Les contradictions de la « doctrine Obama »
Dans un entretien publié par le magazine The Atlantic intitulé The Obama Doctrine, le Président américain en fin de mandat, revient sur sa politique internationale et ce qu’il a constaté pendant huit années au pouvoir. Les bombardements en Syrie, ceux en Libye, Sarkozy, Cameron, l’Ukraine et Poutine, tous les thèmes ont été évoqués lors de cette longue interview.
Les Américains ont pour tradition d’attribuer à chacun de ses présidents une doctrine de politique extérieure lui correspondant. Certaines ont marqués plusieurs décennies comme la doctrine Monroe ou celle de Woodrow Wilson. Que vaut celle de Barack Obama ?

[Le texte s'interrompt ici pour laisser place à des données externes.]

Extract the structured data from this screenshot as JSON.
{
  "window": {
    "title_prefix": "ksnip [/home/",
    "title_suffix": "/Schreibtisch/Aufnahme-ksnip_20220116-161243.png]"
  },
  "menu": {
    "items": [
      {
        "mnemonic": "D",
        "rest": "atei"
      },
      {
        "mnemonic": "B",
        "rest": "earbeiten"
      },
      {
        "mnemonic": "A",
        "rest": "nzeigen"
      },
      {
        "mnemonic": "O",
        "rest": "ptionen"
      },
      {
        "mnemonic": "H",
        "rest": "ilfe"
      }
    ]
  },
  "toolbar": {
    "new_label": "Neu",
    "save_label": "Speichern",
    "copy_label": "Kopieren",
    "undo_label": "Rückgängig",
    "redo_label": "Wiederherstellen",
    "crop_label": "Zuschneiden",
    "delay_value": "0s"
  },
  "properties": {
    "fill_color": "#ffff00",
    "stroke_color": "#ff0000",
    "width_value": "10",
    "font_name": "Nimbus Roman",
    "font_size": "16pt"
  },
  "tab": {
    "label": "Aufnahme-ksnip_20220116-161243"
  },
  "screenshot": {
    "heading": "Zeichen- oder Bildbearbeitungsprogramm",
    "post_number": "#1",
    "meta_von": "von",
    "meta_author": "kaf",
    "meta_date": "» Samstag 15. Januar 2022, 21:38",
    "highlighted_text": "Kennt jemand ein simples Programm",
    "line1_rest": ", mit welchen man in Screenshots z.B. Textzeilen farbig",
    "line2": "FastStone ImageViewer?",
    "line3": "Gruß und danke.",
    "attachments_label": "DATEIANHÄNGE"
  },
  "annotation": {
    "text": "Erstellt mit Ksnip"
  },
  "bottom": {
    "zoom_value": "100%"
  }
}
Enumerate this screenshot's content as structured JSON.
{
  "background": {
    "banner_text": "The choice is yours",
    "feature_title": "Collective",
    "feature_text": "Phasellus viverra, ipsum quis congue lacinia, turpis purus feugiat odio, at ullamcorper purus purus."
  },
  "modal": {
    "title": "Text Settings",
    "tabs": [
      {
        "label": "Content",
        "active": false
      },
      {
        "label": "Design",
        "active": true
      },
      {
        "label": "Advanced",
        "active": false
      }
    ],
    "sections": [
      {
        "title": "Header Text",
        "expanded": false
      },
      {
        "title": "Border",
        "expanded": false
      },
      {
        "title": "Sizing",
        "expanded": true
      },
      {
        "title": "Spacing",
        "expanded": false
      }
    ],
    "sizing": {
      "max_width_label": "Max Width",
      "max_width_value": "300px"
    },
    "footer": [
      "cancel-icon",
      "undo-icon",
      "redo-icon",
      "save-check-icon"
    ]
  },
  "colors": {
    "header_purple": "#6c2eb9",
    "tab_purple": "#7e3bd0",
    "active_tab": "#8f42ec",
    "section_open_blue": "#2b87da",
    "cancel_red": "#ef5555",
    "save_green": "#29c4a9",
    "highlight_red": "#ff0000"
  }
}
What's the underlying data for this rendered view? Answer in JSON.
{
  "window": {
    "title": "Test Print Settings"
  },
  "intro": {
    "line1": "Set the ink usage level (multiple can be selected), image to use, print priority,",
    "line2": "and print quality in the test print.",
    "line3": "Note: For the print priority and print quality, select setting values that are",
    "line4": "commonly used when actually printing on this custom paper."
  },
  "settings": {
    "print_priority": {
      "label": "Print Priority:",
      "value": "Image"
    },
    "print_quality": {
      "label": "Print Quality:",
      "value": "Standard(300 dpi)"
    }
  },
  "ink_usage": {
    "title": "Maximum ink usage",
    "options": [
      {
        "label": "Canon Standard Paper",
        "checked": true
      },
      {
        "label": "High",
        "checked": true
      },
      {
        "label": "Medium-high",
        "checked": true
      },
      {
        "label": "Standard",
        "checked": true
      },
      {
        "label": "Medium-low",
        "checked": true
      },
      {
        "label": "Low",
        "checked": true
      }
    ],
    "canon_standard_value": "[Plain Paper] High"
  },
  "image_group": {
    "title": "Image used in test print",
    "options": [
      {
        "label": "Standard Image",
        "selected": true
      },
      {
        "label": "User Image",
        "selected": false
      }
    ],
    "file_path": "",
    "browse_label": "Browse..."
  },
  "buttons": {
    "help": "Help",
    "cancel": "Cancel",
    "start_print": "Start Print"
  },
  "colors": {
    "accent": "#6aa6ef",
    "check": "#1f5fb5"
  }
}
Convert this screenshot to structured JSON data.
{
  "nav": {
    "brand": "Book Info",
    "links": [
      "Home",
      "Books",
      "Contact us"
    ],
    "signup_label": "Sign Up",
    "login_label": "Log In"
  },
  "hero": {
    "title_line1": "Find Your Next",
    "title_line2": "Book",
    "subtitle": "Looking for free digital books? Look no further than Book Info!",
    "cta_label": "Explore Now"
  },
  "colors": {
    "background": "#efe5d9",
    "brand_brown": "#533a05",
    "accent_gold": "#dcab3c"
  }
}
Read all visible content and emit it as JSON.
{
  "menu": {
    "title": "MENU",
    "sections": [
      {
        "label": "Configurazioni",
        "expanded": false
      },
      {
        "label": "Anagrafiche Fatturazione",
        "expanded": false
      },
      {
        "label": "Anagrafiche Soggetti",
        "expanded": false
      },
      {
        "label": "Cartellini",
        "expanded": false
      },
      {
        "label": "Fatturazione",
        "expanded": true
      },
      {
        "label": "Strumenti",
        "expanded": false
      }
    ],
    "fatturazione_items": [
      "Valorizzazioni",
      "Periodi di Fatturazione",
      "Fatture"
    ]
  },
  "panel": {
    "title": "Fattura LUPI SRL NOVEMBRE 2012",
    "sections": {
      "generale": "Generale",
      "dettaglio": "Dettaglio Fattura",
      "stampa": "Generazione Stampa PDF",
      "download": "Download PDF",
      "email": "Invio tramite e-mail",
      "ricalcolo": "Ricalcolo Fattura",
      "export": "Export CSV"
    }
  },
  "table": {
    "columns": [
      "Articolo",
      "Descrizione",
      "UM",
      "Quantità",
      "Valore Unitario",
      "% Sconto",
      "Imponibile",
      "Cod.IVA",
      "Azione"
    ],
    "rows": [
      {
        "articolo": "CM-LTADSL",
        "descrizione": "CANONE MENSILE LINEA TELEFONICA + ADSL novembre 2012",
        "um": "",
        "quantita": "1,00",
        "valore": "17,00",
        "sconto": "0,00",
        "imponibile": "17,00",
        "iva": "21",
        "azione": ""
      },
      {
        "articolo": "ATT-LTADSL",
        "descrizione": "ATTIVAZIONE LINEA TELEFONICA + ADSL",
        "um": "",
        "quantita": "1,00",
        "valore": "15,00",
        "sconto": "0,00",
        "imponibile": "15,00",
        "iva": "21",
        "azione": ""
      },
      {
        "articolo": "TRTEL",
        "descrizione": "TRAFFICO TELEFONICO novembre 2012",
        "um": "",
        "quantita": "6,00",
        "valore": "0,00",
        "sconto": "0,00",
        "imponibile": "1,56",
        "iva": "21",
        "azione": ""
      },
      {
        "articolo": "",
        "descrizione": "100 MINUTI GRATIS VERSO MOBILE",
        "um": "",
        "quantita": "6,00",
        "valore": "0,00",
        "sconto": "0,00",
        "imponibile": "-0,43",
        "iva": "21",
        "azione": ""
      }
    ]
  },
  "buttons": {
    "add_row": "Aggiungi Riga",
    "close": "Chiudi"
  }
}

Il ne s’agit pas ici de faire une critique du bilan international d’Obama, mais de mieux cerner son auto-évaluation. On note un écart important entre les propos d’inspiration « réaliste » confiés par le Président américain dans cet entretien et les différents discours qu’il a pu prononcer lors de son second mandat notamment. Ce décalage peut s’expliquer par un changement de posture, du politique à l’analyste. Plus étonnant : les différentes contradictions d’Obama sur les grands thèmes internationaux qui ont agité son second mandat, en voici quelques illustrations.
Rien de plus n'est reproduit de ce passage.